Windows 10’s support date is October 14, 2025, 10 years after Microsoft first introduced the OS. Many expected Microsoft to extend Windows 10 support, especially since it is still widely used, and with such a large gap (almost six years) between Windows 10 and Windows 11, it is surprising that Microsoft offers the same ESU program to regular users. Three years of additional security links for businesses.
“If you are an individual consumer or an enterprise and choose to continue using Windows 10 after support ends on October 14, 2025, you will have the option to enroll your computer in the Paid Extended Security Updates (ESU) program,” explains Microsoft. On the Frequently Asked Questions page. Microsoft has yet to detail pricing for its extended Windows 10 security patches. “More details, including pricing, will be provided later,” Microsoft says.
It’s a surprising move on the part of consumers, just weeks after Microsoft revealed it was “rethinking” its approach to Windows 10. Microsoft is adding its AI-powered Copilot to Windows 10 and is making “additional investments” to include additional AI features. the future. Microsoft is not planning any major updates for Windows 10.

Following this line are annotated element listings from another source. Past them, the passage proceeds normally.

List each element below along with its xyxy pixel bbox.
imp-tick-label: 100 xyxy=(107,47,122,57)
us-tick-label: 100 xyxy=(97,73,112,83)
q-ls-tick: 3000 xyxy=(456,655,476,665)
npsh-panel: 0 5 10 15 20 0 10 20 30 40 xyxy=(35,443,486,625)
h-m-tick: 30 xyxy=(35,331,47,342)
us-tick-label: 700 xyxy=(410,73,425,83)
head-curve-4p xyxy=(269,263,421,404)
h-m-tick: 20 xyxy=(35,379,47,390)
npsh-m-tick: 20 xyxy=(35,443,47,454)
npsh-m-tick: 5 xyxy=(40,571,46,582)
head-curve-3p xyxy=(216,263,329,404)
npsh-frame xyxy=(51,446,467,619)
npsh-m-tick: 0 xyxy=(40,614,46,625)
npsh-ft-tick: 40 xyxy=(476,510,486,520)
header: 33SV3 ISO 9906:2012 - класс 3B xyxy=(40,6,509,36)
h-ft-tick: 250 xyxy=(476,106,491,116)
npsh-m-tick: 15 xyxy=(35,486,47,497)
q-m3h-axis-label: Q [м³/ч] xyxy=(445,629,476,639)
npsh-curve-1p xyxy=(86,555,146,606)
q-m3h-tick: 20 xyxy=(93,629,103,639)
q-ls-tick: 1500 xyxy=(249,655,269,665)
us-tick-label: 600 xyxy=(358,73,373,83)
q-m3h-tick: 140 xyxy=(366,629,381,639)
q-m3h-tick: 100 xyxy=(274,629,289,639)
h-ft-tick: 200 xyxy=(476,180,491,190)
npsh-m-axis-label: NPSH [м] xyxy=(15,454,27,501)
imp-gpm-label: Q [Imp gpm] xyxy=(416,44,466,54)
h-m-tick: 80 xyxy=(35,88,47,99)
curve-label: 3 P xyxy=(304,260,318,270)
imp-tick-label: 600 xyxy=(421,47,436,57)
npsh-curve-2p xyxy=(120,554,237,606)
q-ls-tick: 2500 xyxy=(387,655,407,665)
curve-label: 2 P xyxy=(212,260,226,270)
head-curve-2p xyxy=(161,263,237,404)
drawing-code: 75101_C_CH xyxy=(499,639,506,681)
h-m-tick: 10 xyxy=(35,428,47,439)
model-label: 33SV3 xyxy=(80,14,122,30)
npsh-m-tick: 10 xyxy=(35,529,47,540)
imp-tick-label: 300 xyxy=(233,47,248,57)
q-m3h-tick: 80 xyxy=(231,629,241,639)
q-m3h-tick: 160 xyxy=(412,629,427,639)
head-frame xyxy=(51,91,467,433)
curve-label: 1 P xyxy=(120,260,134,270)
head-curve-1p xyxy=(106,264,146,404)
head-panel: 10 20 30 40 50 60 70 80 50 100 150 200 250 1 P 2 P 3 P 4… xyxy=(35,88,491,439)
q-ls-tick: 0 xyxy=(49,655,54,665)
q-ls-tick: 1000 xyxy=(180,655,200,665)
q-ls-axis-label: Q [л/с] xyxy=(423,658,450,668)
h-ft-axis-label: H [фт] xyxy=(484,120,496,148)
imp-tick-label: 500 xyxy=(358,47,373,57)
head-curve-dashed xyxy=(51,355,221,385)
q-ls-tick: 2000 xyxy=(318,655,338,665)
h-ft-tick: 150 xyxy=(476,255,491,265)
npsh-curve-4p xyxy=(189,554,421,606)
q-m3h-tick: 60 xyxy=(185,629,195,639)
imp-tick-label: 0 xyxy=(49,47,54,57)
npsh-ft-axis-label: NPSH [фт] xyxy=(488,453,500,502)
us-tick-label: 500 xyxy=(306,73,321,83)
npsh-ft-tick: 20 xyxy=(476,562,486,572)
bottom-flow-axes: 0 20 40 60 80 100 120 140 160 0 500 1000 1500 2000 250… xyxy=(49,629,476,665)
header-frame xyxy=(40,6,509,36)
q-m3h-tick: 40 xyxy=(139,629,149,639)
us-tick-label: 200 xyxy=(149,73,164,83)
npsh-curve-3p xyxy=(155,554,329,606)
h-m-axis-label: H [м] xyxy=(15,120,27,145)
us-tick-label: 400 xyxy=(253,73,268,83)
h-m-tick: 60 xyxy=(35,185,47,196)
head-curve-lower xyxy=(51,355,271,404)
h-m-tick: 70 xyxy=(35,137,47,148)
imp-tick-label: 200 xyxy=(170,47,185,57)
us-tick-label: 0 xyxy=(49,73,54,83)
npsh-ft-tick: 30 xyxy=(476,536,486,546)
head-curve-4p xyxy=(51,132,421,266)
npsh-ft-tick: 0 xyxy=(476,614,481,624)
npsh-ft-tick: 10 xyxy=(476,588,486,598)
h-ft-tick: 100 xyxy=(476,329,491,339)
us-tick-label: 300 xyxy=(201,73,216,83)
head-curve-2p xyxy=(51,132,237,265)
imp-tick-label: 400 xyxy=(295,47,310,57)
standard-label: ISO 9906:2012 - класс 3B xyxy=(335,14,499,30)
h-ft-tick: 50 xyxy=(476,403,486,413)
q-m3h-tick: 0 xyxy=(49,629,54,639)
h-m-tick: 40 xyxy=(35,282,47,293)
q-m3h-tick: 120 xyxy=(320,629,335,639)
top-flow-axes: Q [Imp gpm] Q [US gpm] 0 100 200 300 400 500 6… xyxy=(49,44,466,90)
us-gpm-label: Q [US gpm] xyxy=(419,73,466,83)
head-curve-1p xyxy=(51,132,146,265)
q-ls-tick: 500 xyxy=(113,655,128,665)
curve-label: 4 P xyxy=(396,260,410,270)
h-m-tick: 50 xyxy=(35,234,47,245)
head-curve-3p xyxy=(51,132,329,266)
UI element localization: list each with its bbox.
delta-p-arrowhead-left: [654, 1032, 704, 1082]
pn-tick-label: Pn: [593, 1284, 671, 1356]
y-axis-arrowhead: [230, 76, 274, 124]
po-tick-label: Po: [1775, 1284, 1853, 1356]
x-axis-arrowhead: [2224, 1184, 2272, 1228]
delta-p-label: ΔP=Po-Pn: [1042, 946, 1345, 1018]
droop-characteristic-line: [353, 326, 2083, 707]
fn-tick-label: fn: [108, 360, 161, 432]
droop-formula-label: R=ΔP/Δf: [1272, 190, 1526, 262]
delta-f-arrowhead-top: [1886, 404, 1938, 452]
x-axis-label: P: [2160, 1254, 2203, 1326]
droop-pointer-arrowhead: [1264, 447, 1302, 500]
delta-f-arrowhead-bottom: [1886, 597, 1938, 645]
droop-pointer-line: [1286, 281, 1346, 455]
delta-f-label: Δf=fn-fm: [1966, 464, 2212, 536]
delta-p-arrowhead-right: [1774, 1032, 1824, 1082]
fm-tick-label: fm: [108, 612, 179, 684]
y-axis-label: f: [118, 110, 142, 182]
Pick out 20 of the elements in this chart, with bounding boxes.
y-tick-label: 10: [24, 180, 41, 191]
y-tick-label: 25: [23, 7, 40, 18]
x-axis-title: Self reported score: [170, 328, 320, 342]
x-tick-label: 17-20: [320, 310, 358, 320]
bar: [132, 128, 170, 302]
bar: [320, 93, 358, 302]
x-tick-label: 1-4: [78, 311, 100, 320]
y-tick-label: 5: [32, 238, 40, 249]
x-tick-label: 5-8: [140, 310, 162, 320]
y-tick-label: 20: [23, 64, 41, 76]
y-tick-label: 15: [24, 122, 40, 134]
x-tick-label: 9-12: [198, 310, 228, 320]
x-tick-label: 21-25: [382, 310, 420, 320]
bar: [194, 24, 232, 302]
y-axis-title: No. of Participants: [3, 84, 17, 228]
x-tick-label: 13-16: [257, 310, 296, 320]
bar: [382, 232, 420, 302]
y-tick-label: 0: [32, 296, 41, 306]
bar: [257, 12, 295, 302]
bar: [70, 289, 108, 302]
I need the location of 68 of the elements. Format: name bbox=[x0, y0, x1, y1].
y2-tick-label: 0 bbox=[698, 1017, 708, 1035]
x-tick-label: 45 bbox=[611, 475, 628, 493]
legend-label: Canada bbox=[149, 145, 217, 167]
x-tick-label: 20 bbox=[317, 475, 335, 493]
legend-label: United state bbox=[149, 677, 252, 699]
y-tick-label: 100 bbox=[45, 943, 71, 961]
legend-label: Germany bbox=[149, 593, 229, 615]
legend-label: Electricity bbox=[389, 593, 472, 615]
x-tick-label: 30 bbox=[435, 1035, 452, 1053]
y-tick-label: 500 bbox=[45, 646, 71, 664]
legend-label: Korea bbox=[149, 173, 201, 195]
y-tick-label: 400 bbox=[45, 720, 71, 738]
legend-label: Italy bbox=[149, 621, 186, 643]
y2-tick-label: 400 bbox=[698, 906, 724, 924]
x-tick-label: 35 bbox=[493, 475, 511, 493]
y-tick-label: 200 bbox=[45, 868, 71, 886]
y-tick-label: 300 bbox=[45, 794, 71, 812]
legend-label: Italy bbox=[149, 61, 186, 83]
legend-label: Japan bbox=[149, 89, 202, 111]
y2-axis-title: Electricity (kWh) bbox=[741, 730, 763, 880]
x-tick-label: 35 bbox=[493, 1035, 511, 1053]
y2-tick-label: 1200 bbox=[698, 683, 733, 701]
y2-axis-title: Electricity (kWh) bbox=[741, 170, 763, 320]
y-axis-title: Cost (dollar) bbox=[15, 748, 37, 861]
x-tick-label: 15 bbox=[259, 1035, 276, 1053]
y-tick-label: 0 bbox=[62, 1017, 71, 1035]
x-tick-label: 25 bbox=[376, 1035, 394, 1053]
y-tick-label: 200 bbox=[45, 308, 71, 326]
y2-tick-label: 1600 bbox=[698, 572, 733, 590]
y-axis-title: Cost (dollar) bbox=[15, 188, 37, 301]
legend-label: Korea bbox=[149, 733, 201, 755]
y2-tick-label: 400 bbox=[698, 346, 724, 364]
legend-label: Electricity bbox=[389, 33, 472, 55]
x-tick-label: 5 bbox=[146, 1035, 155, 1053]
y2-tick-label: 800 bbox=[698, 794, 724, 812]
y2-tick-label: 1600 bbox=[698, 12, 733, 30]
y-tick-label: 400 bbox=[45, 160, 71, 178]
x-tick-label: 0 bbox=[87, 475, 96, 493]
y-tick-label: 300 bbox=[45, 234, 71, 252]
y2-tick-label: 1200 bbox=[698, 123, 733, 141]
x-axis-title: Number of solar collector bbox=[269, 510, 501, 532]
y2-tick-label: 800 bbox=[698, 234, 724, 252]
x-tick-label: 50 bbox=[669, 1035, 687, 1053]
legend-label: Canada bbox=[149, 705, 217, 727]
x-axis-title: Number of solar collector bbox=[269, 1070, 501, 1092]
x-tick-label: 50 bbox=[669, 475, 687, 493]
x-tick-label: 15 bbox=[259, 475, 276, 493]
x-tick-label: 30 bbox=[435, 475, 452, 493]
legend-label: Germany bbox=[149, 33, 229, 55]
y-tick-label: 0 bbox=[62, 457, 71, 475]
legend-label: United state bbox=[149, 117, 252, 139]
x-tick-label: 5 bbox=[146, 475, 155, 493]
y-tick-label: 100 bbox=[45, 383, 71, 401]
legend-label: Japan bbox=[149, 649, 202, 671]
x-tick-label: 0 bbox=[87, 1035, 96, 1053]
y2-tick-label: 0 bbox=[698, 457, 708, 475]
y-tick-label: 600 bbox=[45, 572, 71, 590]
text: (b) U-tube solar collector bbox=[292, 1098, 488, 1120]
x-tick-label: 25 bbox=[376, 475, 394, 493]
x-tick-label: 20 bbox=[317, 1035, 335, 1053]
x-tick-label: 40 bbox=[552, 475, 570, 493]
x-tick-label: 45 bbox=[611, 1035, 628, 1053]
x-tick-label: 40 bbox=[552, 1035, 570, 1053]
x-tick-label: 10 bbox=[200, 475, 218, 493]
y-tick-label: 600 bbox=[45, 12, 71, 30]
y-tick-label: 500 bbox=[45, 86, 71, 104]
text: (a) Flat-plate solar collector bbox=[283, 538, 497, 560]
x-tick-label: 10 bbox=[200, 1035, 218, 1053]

Windows 10 is still an incredibly popular operating system, especially with less than two years of support left until you can switch to Windows 11 (or whatever comes next) or pay for security updates. Windows 7 support ended in 2020, 10 years after it was launched, and extended security updates ended earlier this year. Mainstream support for Windows XP ended after just eight years, and extended support ended after nearly 13 years.
Microsoft is forced to provide free security updates for Windows 10 beyond the support date. Windows XP received a highly unusual patch in 2017, three years after extended support ended, to prevent a major ransomware attack. If Windows 10 falls victim to something similar in the future, we may see a similar move repeated.